L’une, une paire dentelée, et une autre paire qui a une petite dent à l’extrémité. Nous utilisons une paire d’hémostats. Il s’agit d’une paire de ciseaux.
Ensuite, nous utilisons ces deux agrafeuses. Ce sont les plus gros que nous utilisons pour les rats. C’est le plus petit que nous utilisons pour les souris.
Utilise une agrafe de taille sept, et celle-ci utilise une agrafe de taille neuf et elles sont juste à ressort. Certaines des choses que nous utilisons ici pour aider aux chirurgies, nous utilisons simplement une simple source de lumière à fibre optique avec une double tête dessus. Nous utilisons un coussin chauffant qui fait circuler de l’eau chaude et chauffée là-bas pour la garder au chaud.
Pour la surface de travail, nous utilisons ce système d’électroporation réalisé par BTX. Nous avons deux tailles différentes de palettes que nous utilisons en fonction de la taille et de la taille des embryons. Le côté bleu est le côté positif.
D’accord, donc pour les souris, nous utilisons un vaporisateur iso-fluoré. Nous avons constaté qu’il augmente notre taux de survie de la mère et des embryons. Cela nous permet également d’amener l’animal dans et hors de la conscience très rapidement et de manière très contrôlée.
C’est pourquoi nous l’avons trouvé très utile. Très bien, maintenant nous allons biseauter nos pipettes d’injection. Et c’est très important pour que votre pipette ait une ouverture suffisamment grande pour que vous puissiez charger votre ADN, mais aussi qu’elle soit très, très tranchante pour ne pas endommager l’embryon lorsque vous injectez.
Et si vous endommagez l’embryon lorsque vous l’injectez, vous allez avoir un taux de mortalité beaucoup plus élevé. Et donc c’est, ce n’est pas bon. Il s’agit donc en fait d’un processus très important, comme dans cette chirurgie.
Et d’abord, nous allons simplement mettre de l’eau sur cette pierre biseautée qui tourne ici. Et puis nous allons prendre, voyons voir ici, juste un, un, un bâton. Et nous allons placer notre pipette que nous venons de tirer sur ce bâton avec du ruban adhésif.
Et nous allons utiliser l’un de ces micromanipulateurs pour maintenir la pipette sur le biseau et lui permettre de biseauter ici. Donc, il suffit de le placer et nous utilisons un microscope afin de visualiser la pointe de la pipette. Et nous allons simplement le placer dans l’eau au-dessus du biseau afin qu’il y ait un peu de pression.

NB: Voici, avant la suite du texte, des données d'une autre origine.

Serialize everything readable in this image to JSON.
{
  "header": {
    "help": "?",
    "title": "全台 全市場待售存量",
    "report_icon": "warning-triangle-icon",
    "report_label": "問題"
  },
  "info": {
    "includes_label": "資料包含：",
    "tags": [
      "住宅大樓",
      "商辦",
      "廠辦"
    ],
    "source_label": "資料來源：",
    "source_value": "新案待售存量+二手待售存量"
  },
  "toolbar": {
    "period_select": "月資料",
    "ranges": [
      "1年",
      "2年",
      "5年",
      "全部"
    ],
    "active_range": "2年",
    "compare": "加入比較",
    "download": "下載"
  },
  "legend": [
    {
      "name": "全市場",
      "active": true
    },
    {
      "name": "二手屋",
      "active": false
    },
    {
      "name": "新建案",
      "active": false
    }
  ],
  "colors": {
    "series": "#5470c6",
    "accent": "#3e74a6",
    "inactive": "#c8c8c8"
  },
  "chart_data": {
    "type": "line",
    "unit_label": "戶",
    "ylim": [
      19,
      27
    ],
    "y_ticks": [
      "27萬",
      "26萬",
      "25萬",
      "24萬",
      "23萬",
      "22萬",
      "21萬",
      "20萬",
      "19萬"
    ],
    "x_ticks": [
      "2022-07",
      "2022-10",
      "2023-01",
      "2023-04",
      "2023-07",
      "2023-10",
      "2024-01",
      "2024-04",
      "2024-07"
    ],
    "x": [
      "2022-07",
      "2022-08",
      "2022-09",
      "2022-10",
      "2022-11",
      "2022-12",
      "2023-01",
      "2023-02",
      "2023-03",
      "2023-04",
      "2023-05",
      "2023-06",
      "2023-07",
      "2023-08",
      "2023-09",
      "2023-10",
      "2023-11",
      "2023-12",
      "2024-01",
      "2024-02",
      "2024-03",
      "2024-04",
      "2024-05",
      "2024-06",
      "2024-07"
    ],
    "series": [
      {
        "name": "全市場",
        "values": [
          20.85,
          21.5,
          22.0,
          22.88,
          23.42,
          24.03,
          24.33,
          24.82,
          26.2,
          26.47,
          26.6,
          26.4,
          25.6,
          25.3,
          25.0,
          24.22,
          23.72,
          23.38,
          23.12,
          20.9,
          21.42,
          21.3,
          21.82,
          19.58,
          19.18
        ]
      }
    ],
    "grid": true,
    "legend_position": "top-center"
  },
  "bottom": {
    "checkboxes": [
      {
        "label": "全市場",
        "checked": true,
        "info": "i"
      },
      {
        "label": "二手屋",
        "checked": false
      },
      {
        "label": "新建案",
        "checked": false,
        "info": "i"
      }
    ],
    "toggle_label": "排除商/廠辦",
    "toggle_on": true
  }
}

Et vous pouvez voir la pointe appuyer contre la, la pierre ici. Et laissez-le biseauter pendant un certain temps pendant au moins, vous savez, 15 minutes. J’aime les laisser même pour, vous savez, une heure.
Parfois, ils sont juste, ils deviennent vraiment, vraiment tranchants, mais cela dépend certainement de la durée de biseautage de leurs pipettes. D’accord, donc nous y sommes, vous pouvez voir sur le dessus que nous avons une pipette qui a été tirée et qui n’a pas encore été biseautée. Ainsi, bien qu’il soit tranchant, il n’a pas d’ouverture par laquelle vous pourriez charger votre ADN.
Maintenant, la pipette inférieure a été biseautée et vous pouvez voir cette belle ouverture inclinée qui vous permettra de charger votre ADN, mais elle a toujours une pointe pointue pour que vous puissiez injecter sans créer de dommages. Très bien, nous allons maintenant remplir nos pipettes d’injection d’ADN. Il est donc important que vous prépariez votre ADN de manière à ce qu’il ne vous agisse pas d’endotoxines afin de ne pas injecter de lipopolysaccharides lorsque vous injectez votre ADN.
Nous allons donc prendre notre ADN et en fait, ici, préparer notre paraforme. Vous allez donc simplement créer votre paraforme ici et vous allez vouloir collecter votre ADN et le placer simplement comme un petit point sur ce film para. Et puis nous allons prendre, donc je prends généralement pour chaque 10 microlitres de mon ADN, que j’utilise généralement à environ 1,5 à 1,7 microgramme d’un microlitre.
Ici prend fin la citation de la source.